NEW DELHI: Japanese carmaker Honda said on Sunday it has stopped production of its entry-level hatchback Brio in India, cutting short the vehicle’s over 17-year long stint in the country. The journey of the world’s cheapest car, the Tata Nano, too came to a grinding halt last month as Tata Motors didn’t sell or produce a single unit.
India wants big: Customer preference has started to shift towards comparatively bigger models, a trend similar to other global markets. In 2018, Alto (with a Rs 2.6-lakh starting price), which was the No. 1 car for 14 straight years, lost its crown to Dzire, Maruti’s compact sedan priced at Rs 5.7 lakh onwards. Although Dzire and its hatchback version, Swift, have outsold Alto for a few months in past years, this is the first time that a sedan has been India’s biggest-selling car for a whole year.

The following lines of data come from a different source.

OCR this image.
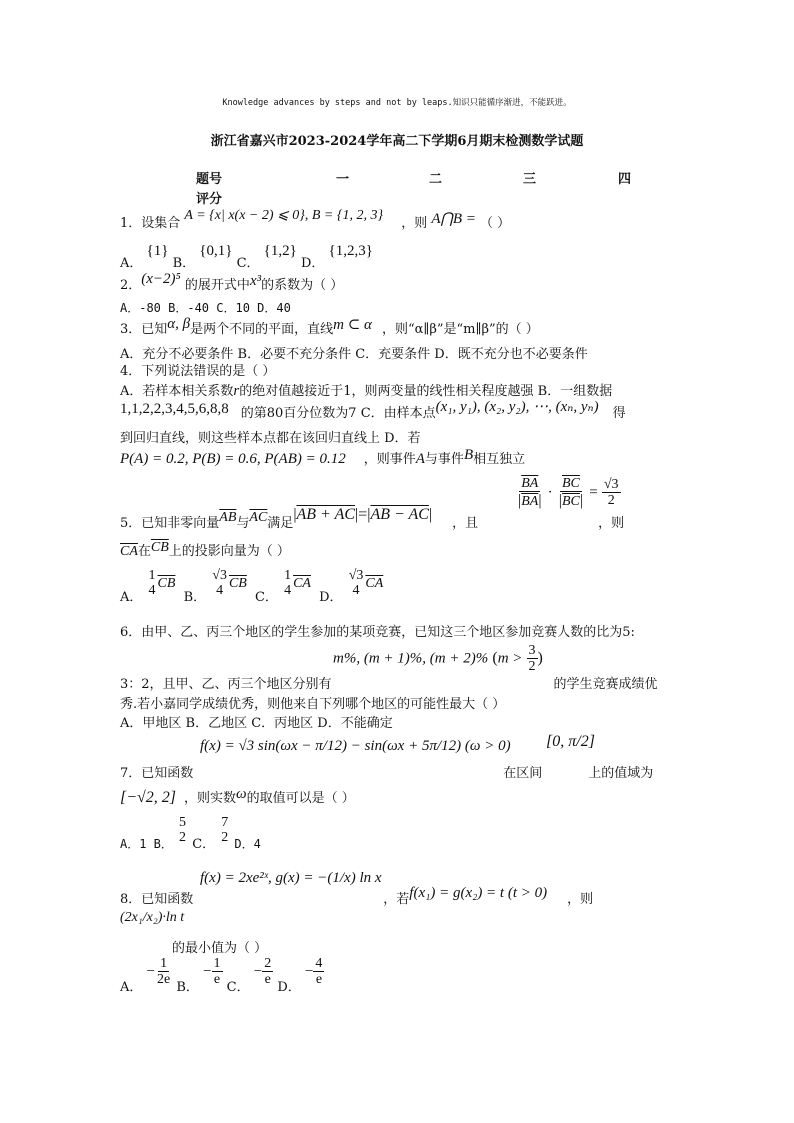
Knowledge advances by steps and not by leaps.知识只能循序渐进，不能跃进。
浙江省嘉兴市2023-2024学年高二下学期6月期末检测数学试题
题号	一	二	三	四
评分
1．设集合 A = {x| x(x − 2) ⩽ 0}, B = {1, 2, 3} ，则 A⋂B = （ ）
A． {1} B． {0,1} C． {1,2} D． {1,2,3}
2．(x−2)⁵ 的展开式中x³的系数为（ ）
A．-80 B．-40 C．10 D．40
3．已知α, β是两个不同的平面，直线m ⊂ α ，则“α∥β”是“m∥β”的（ ）
A．充分不必要条件 B．必要不充分条件 C．充要条件 D．既不充分也不必要条件
4．下列说法错误的是（ ）
A．若样本相关系数r的绝对值越接近于1，则两变量的线性相关程度越强 B．一组数据
1,1,2,2,3,4,5,6,8,8 的第80百分位数为7 C．由样本点(x₁, y₁), (x₂, y₂), ⋯, (xₙ, yₙ) 得
到回归直线，则这些样本点都在该回归直线上 D．若
P(A) = 0.2, P(B) = 0.6, P(AB) = 0.12 ，则事件A与事件B相互独立
$\frac{\overline{BA}}{|\overline{BA}|} \cdot \frac{\overline{BC}}{|\overline{BC}|} = \frac{√3}{2}$
5．已知非零向量$\overline{AB}$与$\overline{AC}$满足|AB + AC|=|AB − AC|，且	，则
$\overline{CA}$在$\overline{CB}$上的投影向量为（ ）
A．
1
4 $\overline{CB}$ B．
√3
4 $\overline{CB}$ C．
1
4 $\overline{CA}$ D．
√3
4 $\overline{CA}$
6．由甲、乙、丙三个地区的学生参加的某项竞赛，已知这三个地区参加竞赛人数的比为5:
m%, (m + 1)%, (m + 2)% ($m > \frac{3}{2}$ )
3：2，且甲、乙、丙三个地区分别有	的学生竞赛成绩优
秀.若小嘉同学成绩优秀，则他来自下列哪个地区的可能性最大（ ）
A．甲地区 B．乙地区 C．丙地区 D．不能确定
f(x) = √3 sin(ωx − π/12) − sin(ωx + 5π/12) (ω > 0) [0, π/2]
7．已知函数	在区间	上的值域为
[−√2, 2] ，则实数ω的取值可以是（ ）
A．1 B．
5
2 C．
7
2 D．4
f(x) = 2xe²ˣ, g(x) = −(1/x) ln x
8．已知函数	，若f(x₁) = g(x₂) = t (t > 0) ，则
(2x₁/x₂)·ln t
的最小值为（ ）
A． − $\frac{1}{2e}$
B． − $\frac{1}{e}$
C． − $\frac{2}{e}$
D． − $\frac{4}{e}$
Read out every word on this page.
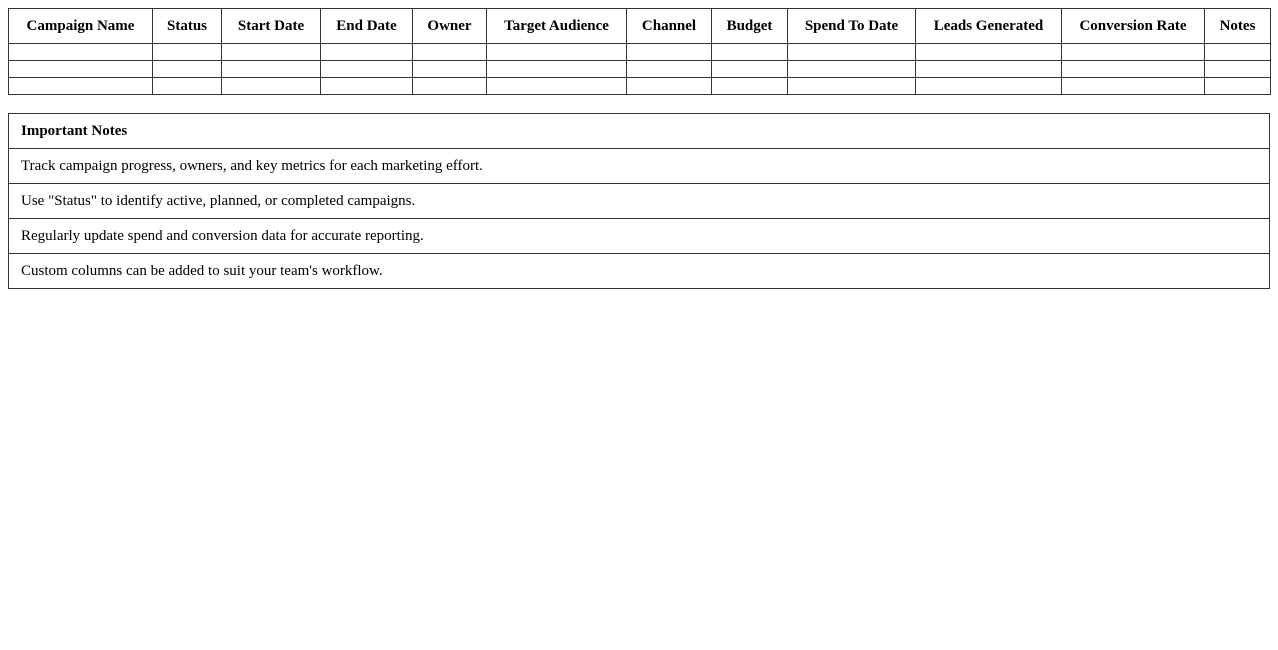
Campaign Name	Status	Start Date	End Date	Owner	Target Audience	Channel	Budget	Spend To Date	Leads Generated	Conversion Rate	Notes

Important Notes
Track campaign progress, owners, and key metrics for each marketing effort.
Use "Status" to identify active, planned, or completed campaigns.
Regularly update spend and conversion data for accurate reporting.
Custom columns can be added to suit your team's workflow.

India wants safe: From October 1, all cars sold in India will have to meet stringent safety (crash test) norms. While government regulations were put in place from October 2017, it was applicable on cars ‘launched’ after that date but the two-year grace period for older models ends this year. Also, after March 31, auto companies will be allowed to sell cars without airbags not produce them. For many of these older car models, upgrading may not justify the cost involved and hence they are being phased out.
India wants clean: Emission norms for cars will also see an upgrade in April 2020, from the current Bharat Stage IV emission norms to BS-VI norms, jumping an entire level. That’s bad news for some engine lines that will no longer be suitable for the new emission norms — another reason for many cars going off the road this (and early next) year. At least 13 cars are likely to go off the road this year.